On June 14, 2011, Representative Jason Chaffetz of Utah's 3rd introduced H.R.2168 in the U.S. House of Representatives. The next day, Senator Ron Wyden or Oregon, introduced a companion bill, S. 1212, in the U.S. Senate. Officially stated, the purpose of the bills is: "Bipartisan Legislation Provides Needed Legal Clarity for Use of Geolocation Information". Unofficially, Congress is working to define limits on the use of location data collected from GPS enabled electronic devices. Included in the bills are some specific exemptions for the Law Enforcement and 9-1-1 communities.
Recently, the lone co-sponsor of the bill in the Senate, Senator Mark Kirk of Illinois released a video explaining why he is supporting the bill.

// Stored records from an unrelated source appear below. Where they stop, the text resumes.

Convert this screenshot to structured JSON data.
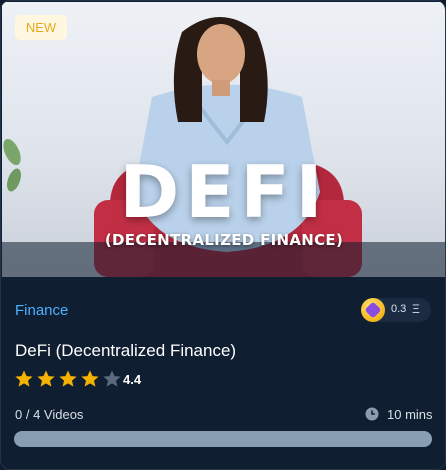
{
  "badge": "NEW",
  "thumbnail": {
    "title": "DEFI",
    "subtitle": "(DECENTRALIZED FINANCE)"
  },
  "category": "Finance",
  "token": {
    "amount": "0.3",
    "symbol": "Ξ",
    "icon": "token-coin-icon"
  },
  "course": {
    "title": "DeFi (Decentralized Finance)"
  },
  "rating": {
    "value": "4.4",
    "stars_filled": 4,
    "stars_total": 5
  },
  "videos": "0 / 4 Videos",
  "duration": "10 mins",
  "progress": {
    "completed": 0,
    "total": 4
  },
  "colors": {
    "accent": "#4db1ff",
    "star_filled": "#f5b301",
    "star_empty": "#5b6b7e",
    "badge_text": "#e5a920",
    "badge_bg": "#fff7df"
  }
}
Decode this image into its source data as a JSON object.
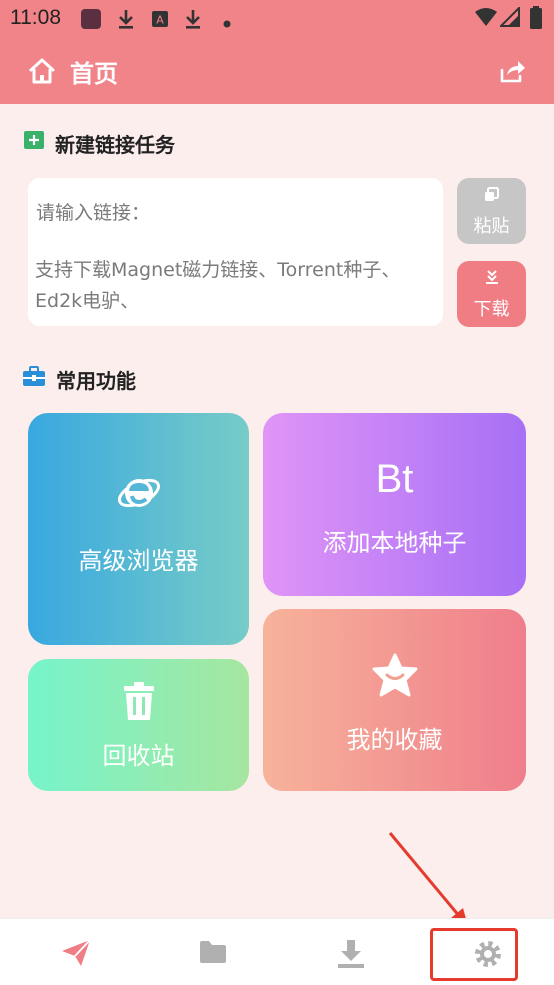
{
  "status_bar": {
    "time": "11:08"
  },
  "app_bar": {
    "title": "首页",
    "home_icon": "home-icon",
    "share_icon": "share-icon"
  },
  "new_task": {
    "title": "新建链接任务",
    "placeholder_1": "请输入链接：",
    "placeholder_2": "支持下载Magnet磁力链接、Torrent种子、Ed2k电驴、",
    "paste_label": "粘贴",
    "download_label": "下载"
  },
  "common_functions": {
    "title": "常用功能",
    "cards": [
      {
        "label": "高级浏览器",
        "icon": "ie-browser-icon"
      },
      {
        "label": "添加本地种子",
        "icon_text": "Bt"
      },
      {
        "label": "回收站",
        "icon": "trash-icon"
      },
      {
        "label": "我的收藏",
        "icon": "star-icon"
      }
    ]
  },
  "bottom_nav": [
    {
      "icon": "send-icon",
      "active": true
    },
    {
      "icon": "folder-icon",
      "active": false
    },
    {
      "icon": "download-icon",
      "active": false
    },
    {
      "icon": "settings-gear-icon",
      "active": false
    }
  ],
  "colors": {
    "primary": "#f08489",
    "page_bg": "#fdeeee",
    "annotation": "#e53b2f"
  }
}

To view, click the picture above or go here.
Additional information can be found here:
- Senator Wyden's bill release page is here.
- Representative Chaffetz's bill release page is here.
- Detailed information about the progress of this bill can be found here.
Comment: It's encouraging to see elected representatives acknowledging that the law of the land has not kept up with the geolocation times. However, the question in the balance is this: Will the final legislation adequately address the very real need for access to geolocation information by parts of the Emergency Services Sector that are not Law Enforcement or 9-1-1 (i.e. pandemic event management), and will it be written with enough flexibility to handle the Geospatial Revolution going forward?